By Alma Almanza, Salinas, CA


Alma Almanza of the Central Coast Center for Independent Living

Maria came to the United States from Guanajuato, Mexico at age 12 to be reunited with her parents who had been living in California since Maria was born. Maria's mom worked as a seamstress and her father was the manager of an assisted living center for seniors and people with disabilities.

In the United States, Maria had the opportunity to obtain an education and graduated from a junior college with an associates degree. After graduation, Maria began working in different jobs. She worked in a computer company as a switchboard operator and assistant of the security services supervisor. In her role as the supervisor assistant, Maria had the responsibility of scheduling security officers, receptionists and switchboard operators to cover all shifts. She also worked in the department of medical records in a family clinic. It was in the later job, early 1997, that Maria began noticing swelling and pain in her legs and hands as well as intense pain in her back; however, her doctors were not able to diagnose her.

In June of 1998 Maria was diagnosed with Rheumatoid Arthritis as well as other types of Arthritis. Having multiple disabilities forced Maria to make several adjustments in her life. For example when she wants to go visit her family or friends, she has to find out what the weather will be like. The heat causes swelling and the cold causes her much pain. In the many roles Maria has in life: mother of three, wife, friend, daughter and employee, she has to plan her activities to minimize her pain.

Maria has been working at the Central Coast Center for Independent Living (CCCIL) in Salinas, California since 1998. She began as an office assistant; 18 months later she was promoted to an Independent Living Specialist and four years later she became the Assistive Technology Coordinator. Those who know Maria respect her as a person and her consumers are grateful for the assistance she provides to them.

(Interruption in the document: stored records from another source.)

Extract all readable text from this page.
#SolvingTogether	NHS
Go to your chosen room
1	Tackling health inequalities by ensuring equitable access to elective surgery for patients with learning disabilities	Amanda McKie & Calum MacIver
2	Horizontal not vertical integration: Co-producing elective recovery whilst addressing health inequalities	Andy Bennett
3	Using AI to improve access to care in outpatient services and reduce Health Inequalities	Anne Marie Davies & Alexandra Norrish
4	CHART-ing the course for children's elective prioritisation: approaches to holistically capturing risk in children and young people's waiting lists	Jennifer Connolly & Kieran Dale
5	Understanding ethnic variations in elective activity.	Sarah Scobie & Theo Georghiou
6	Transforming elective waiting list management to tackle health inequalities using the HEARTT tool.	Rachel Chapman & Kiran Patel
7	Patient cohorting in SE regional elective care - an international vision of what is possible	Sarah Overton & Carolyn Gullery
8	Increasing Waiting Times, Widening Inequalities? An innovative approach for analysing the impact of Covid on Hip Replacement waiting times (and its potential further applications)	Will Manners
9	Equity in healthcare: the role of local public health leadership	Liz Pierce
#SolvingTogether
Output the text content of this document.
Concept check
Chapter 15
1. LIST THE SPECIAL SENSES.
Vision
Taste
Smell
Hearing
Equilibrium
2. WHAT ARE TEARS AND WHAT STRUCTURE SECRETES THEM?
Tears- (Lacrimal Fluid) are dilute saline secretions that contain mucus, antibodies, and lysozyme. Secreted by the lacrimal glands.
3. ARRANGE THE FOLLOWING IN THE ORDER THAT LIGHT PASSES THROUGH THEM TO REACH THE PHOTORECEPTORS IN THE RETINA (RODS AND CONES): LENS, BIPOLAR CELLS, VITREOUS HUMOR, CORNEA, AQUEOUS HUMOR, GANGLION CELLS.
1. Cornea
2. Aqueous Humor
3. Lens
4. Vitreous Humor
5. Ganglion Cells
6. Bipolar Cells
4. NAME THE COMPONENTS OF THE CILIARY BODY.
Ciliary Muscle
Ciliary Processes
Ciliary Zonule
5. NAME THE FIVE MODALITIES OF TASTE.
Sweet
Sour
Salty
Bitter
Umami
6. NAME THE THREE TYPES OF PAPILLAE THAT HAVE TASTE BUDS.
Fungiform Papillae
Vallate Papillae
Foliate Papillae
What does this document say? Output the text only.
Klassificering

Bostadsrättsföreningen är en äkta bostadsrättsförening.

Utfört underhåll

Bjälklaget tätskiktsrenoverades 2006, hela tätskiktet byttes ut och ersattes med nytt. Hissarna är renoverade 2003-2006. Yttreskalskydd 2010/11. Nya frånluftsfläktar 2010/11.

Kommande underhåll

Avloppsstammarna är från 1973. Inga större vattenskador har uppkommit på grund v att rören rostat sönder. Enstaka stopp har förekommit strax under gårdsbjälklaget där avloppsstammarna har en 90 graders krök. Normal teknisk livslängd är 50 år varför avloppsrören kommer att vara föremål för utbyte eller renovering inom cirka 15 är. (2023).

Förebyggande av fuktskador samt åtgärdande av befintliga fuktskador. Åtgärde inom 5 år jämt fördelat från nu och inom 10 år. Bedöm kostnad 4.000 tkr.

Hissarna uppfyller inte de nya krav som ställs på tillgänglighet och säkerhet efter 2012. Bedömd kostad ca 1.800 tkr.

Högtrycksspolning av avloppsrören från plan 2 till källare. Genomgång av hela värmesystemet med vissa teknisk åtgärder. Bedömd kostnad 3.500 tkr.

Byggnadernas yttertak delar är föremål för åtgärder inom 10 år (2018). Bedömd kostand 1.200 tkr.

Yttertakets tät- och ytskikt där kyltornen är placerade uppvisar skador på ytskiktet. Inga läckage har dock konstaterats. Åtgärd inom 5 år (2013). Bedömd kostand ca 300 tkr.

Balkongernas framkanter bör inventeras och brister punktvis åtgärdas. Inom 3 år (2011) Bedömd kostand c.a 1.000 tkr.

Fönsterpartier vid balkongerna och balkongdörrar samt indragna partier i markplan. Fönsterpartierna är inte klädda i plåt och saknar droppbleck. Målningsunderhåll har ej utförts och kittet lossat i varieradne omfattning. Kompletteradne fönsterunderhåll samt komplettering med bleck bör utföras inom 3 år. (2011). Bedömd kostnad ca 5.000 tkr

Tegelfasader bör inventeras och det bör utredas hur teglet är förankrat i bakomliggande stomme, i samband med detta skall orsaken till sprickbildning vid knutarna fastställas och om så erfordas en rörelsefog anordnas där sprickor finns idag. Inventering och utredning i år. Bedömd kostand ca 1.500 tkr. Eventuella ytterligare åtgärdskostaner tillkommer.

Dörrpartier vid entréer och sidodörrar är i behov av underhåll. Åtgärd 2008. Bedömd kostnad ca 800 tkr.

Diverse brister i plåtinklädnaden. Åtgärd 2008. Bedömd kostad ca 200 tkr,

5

Maria would like people with disabilities, especially the Latinos, to remember that "Si se puede, uno tiene que echarle muchas ganas y seguir adelante (Yes, it can be done, one just has to try really hard to continue moving forward)." She continued, "Sometimes what we need is to get support from the people around us." Maria recognizes that she has found support in her family, friends, coworkers and her employer. This support has helped her be independent and successful in every aspect of her life.